About this copy of the Gutenberg Bible

The Mannheim copy of the Gutenberg Bible is perhaps better known as the "Noble Fragments" copy whose leaves were dispersed by Gabriel Wells in late 1921. He had purchased at Sotheby's a two-volume set, which lacked fifty three leaves and had a further ninety-six leaves mutilated, their decorative manuscript initials removed.

Its existence was recorded by Wilhelm Heinse in 1789, along with a copy of the 1462 48-line bible. It seems likely to have been in the collection since the mid 1750s, when Mannheim records noted a bible with Gothic lettering as “mutilata.” The copy was apparently bound in the arms of Countess Palatine Elizabeth Auguste of Sulzbach. Both she and her husband Carl Theodor maintained separate libraries, and due to their strained and seemingly deeply unhappy relationship they lived apart from one another in their later years. Maria Auguste died in 1794, and in 1799 Carl Theodor followed. The 100,000 volume Sulzbach library was transferred to the Bavarian Court Library in Munich. In 1803, two more copies of the bible were transferred to the Court Library from recently dissolved monasteries of the Benedictines at Andechs and the Augustinian Canons Regular at Rottenbuch. The Andechs copy, still in Munich today, was complete, and the Rottenbuch copy (now at Fondation Bodmer in Switzerland ) apparently lacked several leaves.
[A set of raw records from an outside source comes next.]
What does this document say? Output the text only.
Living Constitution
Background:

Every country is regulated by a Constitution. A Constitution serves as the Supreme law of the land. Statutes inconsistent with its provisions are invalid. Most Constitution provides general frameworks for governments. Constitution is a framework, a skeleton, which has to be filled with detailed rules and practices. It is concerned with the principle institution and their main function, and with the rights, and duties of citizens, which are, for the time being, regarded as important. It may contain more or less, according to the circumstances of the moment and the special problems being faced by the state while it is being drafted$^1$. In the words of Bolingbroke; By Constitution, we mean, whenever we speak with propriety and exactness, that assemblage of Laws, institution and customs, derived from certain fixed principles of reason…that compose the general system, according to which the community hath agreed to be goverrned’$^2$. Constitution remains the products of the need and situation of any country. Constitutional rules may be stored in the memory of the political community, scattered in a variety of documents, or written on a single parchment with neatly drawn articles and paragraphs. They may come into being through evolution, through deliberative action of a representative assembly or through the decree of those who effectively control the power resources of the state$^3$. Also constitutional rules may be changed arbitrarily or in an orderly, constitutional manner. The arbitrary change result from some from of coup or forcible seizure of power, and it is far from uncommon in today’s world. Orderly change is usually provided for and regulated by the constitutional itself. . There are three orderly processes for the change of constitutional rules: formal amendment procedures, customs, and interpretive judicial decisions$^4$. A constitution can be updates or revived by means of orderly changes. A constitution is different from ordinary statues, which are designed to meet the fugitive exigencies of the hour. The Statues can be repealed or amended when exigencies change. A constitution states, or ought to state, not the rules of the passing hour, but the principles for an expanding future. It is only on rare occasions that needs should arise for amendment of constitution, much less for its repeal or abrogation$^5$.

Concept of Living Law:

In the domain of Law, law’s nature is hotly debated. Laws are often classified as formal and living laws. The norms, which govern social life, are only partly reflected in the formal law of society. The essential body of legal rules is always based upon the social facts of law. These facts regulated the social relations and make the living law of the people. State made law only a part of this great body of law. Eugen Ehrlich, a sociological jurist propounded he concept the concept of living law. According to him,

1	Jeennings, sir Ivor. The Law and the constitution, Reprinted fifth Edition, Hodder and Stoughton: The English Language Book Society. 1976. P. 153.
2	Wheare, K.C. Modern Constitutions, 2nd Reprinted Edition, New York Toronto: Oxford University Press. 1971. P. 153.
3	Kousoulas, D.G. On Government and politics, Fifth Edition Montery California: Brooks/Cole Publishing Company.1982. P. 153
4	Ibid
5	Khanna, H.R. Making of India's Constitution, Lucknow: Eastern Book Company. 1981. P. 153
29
Four leaves from the Mannheim copy were removed and placed in the Rottenbuch copy, likely during this period . The Bavarian Court Library, having been recently refashioned as the Royal Library at Munich, sold the Mannheim copy as a defective duplicate to Robert Curzon in 1832, in whose family it remained until its sale to Wells at Sotheby’s in 1920. Wells broke the bible completely, selling it leaf by leaf or, in some cases, as complete books of the Bible.

This website is an attempt to locate extant leaves from this copy, and to collate their images into a digitally reconstructed working copy.